Ecological Impact: Mangrove conversion emission estimates are site-specific and carbon-stock-specific; extrapolation from study sites in northeastern Brazil and cross-country analyses to all prawn ponds involves uncertainty. System-type and region-specific variation in soil carbon and management substantially affects emission factors.
Labour Conditions: Quantitative injury rates specific to prawn processing plants are not available from peer-reviewed sources. Labour conditions information is drawn from general seafood processing sector data and NGO investigative reports. The latter may not be representative of all producing-country operations.
Developments — priority records: The UK Animal Welfare (Sentience) Act 2022 inclusion of decapod crustaceans is a priority Law & Regulation development record.
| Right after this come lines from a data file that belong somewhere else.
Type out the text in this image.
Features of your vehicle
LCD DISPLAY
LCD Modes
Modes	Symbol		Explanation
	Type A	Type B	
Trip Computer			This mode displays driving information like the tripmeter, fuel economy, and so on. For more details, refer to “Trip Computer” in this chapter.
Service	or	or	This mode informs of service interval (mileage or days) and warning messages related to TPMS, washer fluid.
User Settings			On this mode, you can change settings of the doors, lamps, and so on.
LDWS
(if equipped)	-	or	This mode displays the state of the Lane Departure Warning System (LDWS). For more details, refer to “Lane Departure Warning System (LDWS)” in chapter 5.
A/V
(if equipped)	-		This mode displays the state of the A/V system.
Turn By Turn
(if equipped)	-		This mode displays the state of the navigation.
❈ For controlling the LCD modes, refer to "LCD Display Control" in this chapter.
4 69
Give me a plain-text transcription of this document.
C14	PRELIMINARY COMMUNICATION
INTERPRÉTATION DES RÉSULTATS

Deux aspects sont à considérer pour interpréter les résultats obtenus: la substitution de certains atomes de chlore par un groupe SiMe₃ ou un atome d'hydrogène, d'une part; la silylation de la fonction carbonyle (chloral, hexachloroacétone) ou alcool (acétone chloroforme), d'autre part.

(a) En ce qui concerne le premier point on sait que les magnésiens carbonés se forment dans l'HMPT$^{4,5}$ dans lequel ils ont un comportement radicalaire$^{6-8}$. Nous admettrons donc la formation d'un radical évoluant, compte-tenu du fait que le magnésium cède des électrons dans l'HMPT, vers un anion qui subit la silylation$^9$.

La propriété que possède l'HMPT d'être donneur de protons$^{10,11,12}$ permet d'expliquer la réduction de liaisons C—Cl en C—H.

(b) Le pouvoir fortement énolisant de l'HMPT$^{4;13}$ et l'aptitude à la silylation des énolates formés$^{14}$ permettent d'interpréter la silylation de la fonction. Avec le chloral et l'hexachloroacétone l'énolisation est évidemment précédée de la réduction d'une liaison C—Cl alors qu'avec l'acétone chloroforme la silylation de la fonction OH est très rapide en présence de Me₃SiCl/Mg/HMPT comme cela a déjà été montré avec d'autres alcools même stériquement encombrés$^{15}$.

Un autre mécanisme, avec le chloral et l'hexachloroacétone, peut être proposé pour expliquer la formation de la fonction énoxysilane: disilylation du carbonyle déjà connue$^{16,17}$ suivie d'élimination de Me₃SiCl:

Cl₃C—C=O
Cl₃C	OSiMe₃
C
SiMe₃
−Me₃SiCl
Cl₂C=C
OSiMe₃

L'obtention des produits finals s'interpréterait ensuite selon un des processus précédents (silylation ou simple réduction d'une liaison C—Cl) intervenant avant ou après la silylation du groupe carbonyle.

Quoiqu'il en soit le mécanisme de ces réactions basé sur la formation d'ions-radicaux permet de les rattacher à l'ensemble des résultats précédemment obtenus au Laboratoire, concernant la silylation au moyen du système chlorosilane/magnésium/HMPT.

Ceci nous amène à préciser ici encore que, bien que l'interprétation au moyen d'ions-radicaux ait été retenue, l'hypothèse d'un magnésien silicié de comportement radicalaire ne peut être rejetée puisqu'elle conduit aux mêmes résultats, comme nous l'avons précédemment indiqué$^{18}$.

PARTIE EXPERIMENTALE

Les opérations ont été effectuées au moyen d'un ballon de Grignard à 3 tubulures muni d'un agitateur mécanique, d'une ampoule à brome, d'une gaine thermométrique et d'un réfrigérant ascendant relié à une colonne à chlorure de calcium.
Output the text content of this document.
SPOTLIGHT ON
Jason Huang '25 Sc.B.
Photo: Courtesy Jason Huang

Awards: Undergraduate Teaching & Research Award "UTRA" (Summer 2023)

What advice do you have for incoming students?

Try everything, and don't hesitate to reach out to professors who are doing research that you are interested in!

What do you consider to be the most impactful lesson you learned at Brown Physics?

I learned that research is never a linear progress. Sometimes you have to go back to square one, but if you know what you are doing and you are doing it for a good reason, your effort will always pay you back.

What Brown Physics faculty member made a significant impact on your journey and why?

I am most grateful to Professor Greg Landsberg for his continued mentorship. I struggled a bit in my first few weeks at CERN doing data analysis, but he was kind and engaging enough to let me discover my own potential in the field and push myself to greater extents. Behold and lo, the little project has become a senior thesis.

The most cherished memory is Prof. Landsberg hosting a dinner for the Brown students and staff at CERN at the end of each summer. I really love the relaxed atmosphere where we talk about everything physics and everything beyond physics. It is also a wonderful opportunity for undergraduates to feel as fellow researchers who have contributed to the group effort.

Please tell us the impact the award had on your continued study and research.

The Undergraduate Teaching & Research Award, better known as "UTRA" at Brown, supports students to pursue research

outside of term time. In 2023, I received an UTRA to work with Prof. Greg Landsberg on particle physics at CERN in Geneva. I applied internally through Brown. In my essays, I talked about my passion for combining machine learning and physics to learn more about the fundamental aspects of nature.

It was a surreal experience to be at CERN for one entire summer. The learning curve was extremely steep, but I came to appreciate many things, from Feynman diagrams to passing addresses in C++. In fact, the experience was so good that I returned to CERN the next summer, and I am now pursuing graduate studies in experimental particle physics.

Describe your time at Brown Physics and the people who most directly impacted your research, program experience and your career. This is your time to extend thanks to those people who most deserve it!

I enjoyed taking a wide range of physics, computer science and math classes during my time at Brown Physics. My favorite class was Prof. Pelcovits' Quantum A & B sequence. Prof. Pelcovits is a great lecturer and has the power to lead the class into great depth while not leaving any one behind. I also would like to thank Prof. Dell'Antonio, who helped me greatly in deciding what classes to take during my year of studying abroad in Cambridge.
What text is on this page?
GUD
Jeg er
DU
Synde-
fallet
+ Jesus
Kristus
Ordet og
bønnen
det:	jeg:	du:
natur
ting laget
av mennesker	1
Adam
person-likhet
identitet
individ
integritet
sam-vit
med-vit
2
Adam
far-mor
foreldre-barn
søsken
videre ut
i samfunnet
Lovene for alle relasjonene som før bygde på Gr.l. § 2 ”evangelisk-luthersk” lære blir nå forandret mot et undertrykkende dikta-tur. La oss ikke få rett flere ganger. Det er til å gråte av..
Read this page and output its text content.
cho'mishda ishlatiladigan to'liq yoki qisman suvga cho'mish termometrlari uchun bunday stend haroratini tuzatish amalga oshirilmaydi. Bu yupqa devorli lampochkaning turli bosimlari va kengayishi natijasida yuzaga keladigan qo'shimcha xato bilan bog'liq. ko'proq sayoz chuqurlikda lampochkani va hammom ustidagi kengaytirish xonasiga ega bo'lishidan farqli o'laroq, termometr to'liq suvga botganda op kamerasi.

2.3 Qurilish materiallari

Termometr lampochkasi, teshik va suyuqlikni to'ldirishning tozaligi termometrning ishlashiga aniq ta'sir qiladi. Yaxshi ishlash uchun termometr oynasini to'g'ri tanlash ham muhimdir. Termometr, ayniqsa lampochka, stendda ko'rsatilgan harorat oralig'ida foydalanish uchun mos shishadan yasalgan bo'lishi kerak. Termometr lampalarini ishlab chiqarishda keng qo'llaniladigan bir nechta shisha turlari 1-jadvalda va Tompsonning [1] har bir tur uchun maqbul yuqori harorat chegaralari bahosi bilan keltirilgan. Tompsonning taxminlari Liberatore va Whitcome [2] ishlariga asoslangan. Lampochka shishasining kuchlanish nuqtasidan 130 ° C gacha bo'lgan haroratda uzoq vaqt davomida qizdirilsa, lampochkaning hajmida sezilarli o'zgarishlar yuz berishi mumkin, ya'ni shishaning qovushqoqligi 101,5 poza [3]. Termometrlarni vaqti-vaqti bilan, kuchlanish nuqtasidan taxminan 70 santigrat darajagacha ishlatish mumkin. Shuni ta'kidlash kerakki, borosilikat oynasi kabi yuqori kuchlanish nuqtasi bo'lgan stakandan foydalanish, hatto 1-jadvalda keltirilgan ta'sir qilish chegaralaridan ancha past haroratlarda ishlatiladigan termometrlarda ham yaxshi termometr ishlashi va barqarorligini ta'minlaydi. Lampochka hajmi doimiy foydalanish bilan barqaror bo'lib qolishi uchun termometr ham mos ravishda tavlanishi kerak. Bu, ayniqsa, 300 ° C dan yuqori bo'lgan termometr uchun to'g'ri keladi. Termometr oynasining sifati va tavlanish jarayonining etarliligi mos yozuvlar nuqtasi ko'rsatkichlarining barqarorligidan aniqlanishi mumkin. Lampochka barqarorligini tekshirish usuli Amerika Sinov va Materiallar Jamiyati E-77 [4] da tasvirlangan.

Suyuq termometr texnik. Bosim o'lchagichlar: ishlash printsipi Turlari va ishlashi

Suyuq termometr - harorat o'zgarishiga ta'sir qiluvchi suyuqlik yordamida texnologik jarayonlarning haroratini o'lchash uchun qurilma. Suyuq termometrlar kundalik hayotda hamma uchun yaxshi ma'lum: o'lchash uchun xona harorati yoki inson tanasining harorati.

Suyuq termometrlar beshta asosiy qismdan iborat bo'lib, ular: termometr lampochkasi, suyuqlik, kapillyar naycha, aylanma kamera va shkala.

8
It is classified as Reduces Exploitation — it establishes a legal basis for welfare consideration that did not previously exist — with Moderate significance given that it applies only in the UK and has not yet produced enforceable slaughter standards for prawns. It should connect to this record via the developments relationship field and to the Slaughter practice record. Ongoing development of decapod-inclusive welfare legislation in other jurisdictions (Switzerland, New Zealand, parts of the EU) represents a cluster of related developments to monitor and draft as regulatory status is confirmed.
Primary Countries: Record for Ecuador required.